The Pearson correlation test for multi-collinearity resulted in selecting only six BCL and six RS uncorrelated predictor variables, respectively, see Table 1. The overall accuracy, TSS, and Khat for both the BCL and BCL-RS MaxEnt models are shown in Table 2. A combined BCL-RS model gave the highest accuracy of 92% with a TSS score of 0.83 compared to the model with only environmental variables (BCL model), which had an overall accuracy of 85% and a TSS score of 0.572. TSS and Khat statistics showed a prediction better than expected at random (TSS = 0.5) for both models, with the BCL-RS model performing better than the BCL model.

3.2. Variable Importance

Figure 4 and Figure 5 show the results of the jackknife test of variable importance for the BCL and BCL-RS models, respectively. Blue shades show the individual importance of each variable when used in isolation, while green shows the model performance when the variables are exempted from the model. The figures also show the variables which caused the greatest decreases in the gain when omitted, indicating that they provided a significant portion of information that was not contained in the other variables. For both models (BCL and BCL-RS), the variable with the highest gain (relevance) when used in isolation was Bio 18; therefore, Bio 18 appears to have the most useful information individually, followed by Bio 16 (for variable definitions see Table 1). Likewise, the variables that decreased the gain the most when they were omitted were Bio 16 and Bio 18 for the BCL model and Bio 16 and LST for the BCL-RS model. These variables appear to have the most influence on the models compared to the other variables.
Table 3 presents the percentage that each variable contributed and its permutation importance in the BCL and BCL-RS models, respectively.
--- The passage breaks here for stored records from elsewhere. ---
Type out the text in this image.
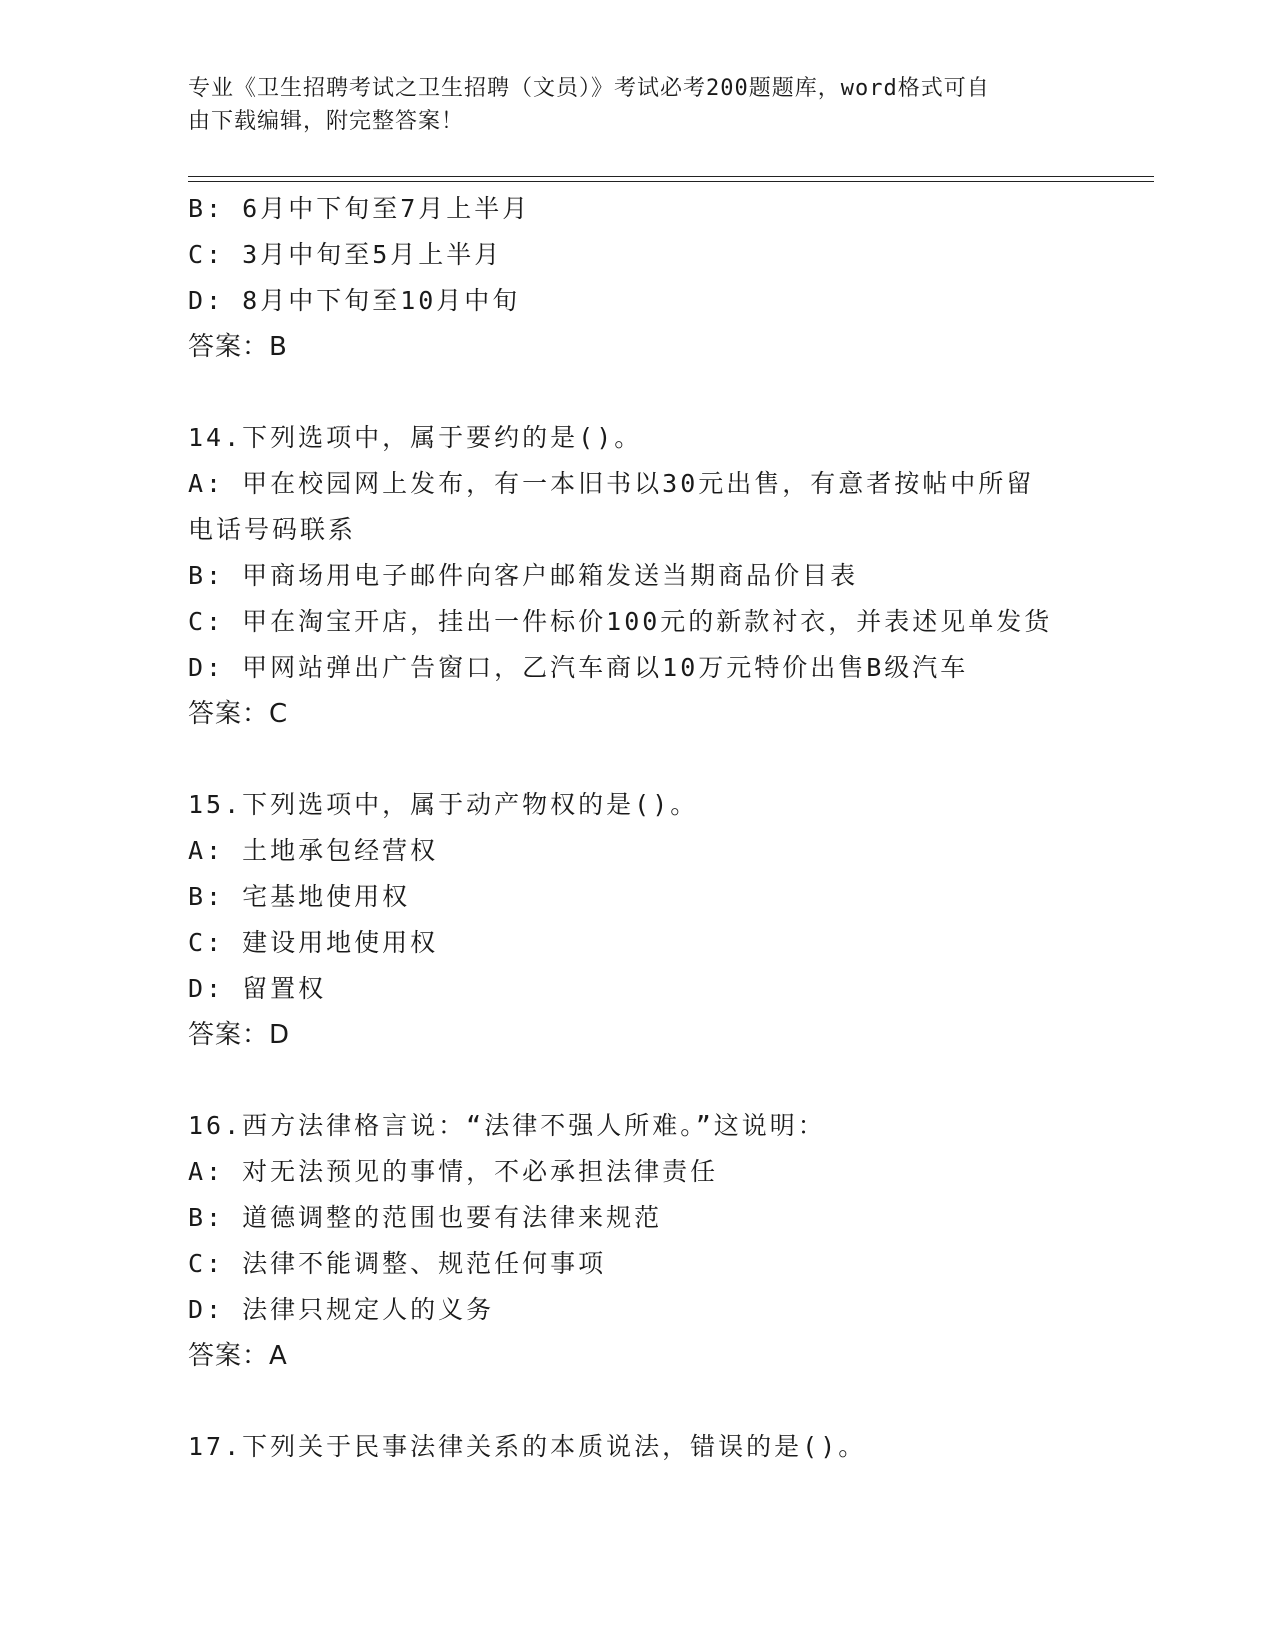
专业《卫生招聘考试之卫生招聘（文员）》考试必考200题题库，word格式可自
由下载编辑，附完整答案！
B: 6月中下旬至7月上半月
C: 3月中旬至5月上半月
D: 8月中下旬至10月中旬
答案：B
14.下列选项中，属于要约的是()。
A: 甲在校园网上发布，有一本旧书以30元出售，有意者按帖中所留
电话号码联系
B: 甲商场用电子邮件向客户邮箱发送当期商品价目表
C: 甲在淘宝开店，挂出一件标价100元的新款衬衣，并表述见单发货
D: 甲网站弹出广告窗口，乙汽车商以10万元特价出售B级汽车
答案：C
15.下列选项中，属于动产物权的是()。
A: 土地承包经营权
B: 宅基地使用权
C: 建设用地使用权
D: 留置权
答案：D
16.西方法律格言说：“法律不强人所难。”这说明：
A: 对无法预见的事情，不必承担法律责任
B: 道德调整的范围也要有法律来规范
C: 法律不能调整、规范任何事项
D: 法律只规定人的义务
答案：A
17.下列关于民事法律关系的本质说法，错误的是()。
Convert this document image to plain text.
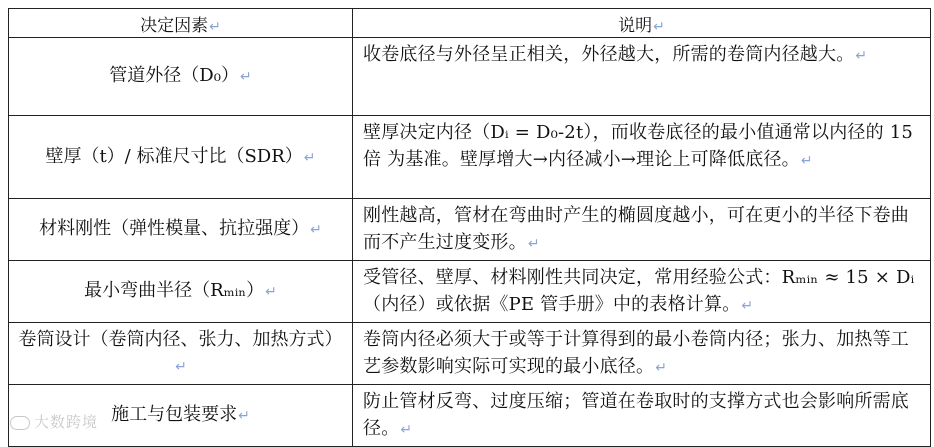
决定因素↵	说明↵
管道外径（D₀）↵	收卷底径与外径呈正相关，外径越大，所需的卷筒内径越大。↵
壁厚（t）/ 标准尺寸比（SDR）↵	壁厚决定内径（Dᵢ = D₀-2t），而收卷底径的最小值通常以内径的 15 倍 为基准。壁厚增大→内径减小→理论上可降低底径。↵
材料刚性（弹性模量、抗拉强度）↵	刚性越高，管材在弯曲时产生的椭圆度越小，可在更小的半径下卷曲而不产生过度变形。↵
最小弯曲半径（Rₘᵢₙ）↵	受管径、壁厚、材料刚性共同决定，常用经验公式：Rₘᵢₙ ≈ 15 × Dᵢ（内径）或依据《PE 管手册》中的表格计算。↵
卷筒设计（卷筒内径、张力、加热方式）↵	卷筒内径必须大于或等于计算得到的最小卷筒内径；张力、加热等工艺参数影响实际可实现的最小底径。↵
施工与包装要求↵	防止管材反弯、过度压缩；管道在卷取时的支撑方式也会影响所需底径。↵
大数跨境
In the BCL model, Bio 16 was the variable that contributed the most (48.3%) followed by Bio 18 (44.5%), Elevation (4.0%), and Aspect (2.2%), respectively. Similarly, in the BCL-RS model, Bio 16 contributed the most (41%), followed by Bio 18 (36.3%), while the contributions for LST, Elevation, and Aspect ranged from 4.9% to 6.6%.

3.3. Habitat Suitability Mapping

Figure 6 shows the predicted habitat suitability map for ACT based on the BCL, see Figure 6a, and the BCL-RS, see Figure 6b, models. The maps indicate the more suitable predicted sites with warmers colors (red) and less suitable predicted sites with cooler colors (blue). Both models show better predicted conditions in Western, Central, and small parts of Eastern Kenya. These areas have a higher elevation above mean sea level. The least suitable sites are mostly towards the coastal region which has lower elevations.
The t-test result showed that the BCL-RS model produced significantly (t-statistic = 2.8279 and p = 0.005) higher AUC values compared to the BCL model. The t-test difference in the means, indicated that RS variables contributed 18% to the prediction model when combined with environmental variables.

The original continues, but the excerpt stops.